AGUARDANDO A BENÇÃO DO DONO DAS ÁGUAS

Aguardando a Benção do Dono das Águas 

No dia 2 de dezembro tentamos subir o Jordão, mas o rio estava tão seco que acabamos esperando. Getúlio veio muito sério conversar conosco: disse que era para aguardarmos mais um dia, porque ele ia conversar com o “Guardador das Águas”, para ver se ele “atendia”…

Por Virgínia Barbosa Gandres

Mediante comunicação tão séria e sobrenatural, desistimos de partir e esperamos, conforme Getúlio nos orientou. Nesses momentos precisamos ter muita delicadeza, muita atenção e, principalmente, acreditar no que um Cacique de tal Quilate te fala!

À tarde, toda a equipe e várias pessoas da aldeia foram do outro lado do rio, no roçado, colher folhas de Waka, para preparar bolas de Tingui.

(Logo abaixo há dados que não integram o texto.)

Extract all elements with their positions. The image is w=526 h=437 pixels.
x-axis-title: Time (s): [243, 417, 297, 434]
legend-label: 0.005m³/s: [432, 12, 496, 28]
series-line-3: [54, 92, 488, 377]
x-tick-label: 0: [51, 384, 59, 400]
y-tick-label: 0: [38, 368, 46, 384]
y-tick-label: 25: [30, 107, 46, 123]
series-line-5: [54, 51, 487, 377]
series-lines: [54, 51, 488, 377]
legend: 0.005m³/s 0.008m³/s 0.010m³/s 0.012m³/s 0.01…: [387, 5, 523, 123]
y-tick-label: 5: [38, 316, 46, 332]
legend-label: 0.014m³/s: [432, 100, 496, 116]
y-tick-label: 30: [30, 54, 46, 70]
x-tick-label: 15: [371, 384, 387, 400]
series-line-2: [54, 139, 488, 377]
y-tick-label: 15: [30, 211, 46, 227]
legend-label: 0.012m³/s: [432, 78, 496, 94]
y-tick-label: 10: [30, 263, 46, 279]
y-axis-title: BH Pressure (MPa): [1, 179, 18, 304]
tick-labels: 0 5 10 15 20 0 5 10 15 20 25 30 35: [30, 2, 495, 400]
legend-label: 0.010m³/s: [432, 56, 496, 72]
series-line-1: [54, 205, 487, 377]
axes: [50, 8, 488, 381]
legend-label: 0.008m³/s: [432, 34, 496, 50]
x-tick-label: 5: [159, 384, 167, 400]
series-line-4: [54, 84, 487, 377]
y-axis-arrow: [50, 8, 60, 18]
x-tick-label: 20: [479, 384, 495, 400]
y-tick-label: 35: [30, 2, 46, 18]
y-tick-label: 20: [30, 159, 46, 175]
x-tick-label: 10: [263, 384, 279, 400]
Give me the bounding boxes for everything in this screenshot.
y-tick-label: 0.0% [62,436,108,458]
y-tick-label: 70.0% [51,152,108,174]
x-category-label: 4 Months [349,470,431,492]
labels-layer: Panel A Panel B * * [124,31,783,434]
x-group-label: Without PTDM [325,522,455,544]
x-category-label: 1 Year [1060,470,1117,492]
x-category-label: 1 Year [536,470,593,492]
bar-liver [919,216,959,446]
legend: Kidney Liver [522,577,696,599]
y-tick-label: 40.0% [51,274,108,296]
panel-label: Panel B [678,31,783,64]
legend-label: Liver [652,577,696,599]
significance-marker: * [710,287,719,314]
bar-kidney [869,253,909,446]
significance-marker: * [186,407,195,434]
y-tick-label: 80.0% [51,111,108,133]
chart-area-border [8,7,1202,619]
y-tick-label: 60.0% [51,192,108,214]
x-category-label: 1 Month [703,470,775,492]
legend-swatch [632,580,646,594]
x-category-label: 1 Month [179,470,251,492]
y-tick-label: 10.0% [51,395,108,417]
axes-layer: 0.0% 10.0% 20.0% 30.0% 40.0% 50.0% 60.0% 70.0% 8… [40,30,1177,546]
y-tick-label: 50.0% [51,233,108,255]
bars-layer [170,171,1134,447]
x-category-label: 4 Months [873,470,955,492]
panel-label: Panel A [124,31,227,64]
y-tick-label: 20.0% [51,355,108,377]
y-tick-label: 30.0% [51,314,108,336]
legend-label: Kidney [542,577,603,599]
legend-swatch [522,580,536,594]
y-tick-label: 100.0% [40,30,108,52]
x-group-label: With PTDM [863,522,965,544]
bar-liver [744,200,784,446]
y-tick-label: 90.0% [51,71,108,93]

Batemos as folhas por mais de duas horas, em buracos cavados no chão de barro.

Depois caminhamos rio acima por uma hora, para jogar no rio as bolonas de Tingui. Foi uma tarde inesquecível, trabalhamos duro, participando do verdadeiro dia-a-dia Huni Kuin! Os Kaxinawá, como eram conhecidos nos anos 80…

Quando voltamos para casa já era noite e estava frio, e apesar do cansaço uma enorme alegria contagiava a todos, pois cada um de nós carregava pequenos caldeirões cheios de peixe.

Enquanto fomos banhar, os peixinhos eram cozidos e fritos, e foram servidos com uma macaxeira derretendo, amarelinha, da cor da gema do ovo.

Durante a madrugada Getúlio conversou de novo com o “Dono das Águas” e funcionou: do nada surgiu uma chuva MUITO FORTE, quase assustadora!!!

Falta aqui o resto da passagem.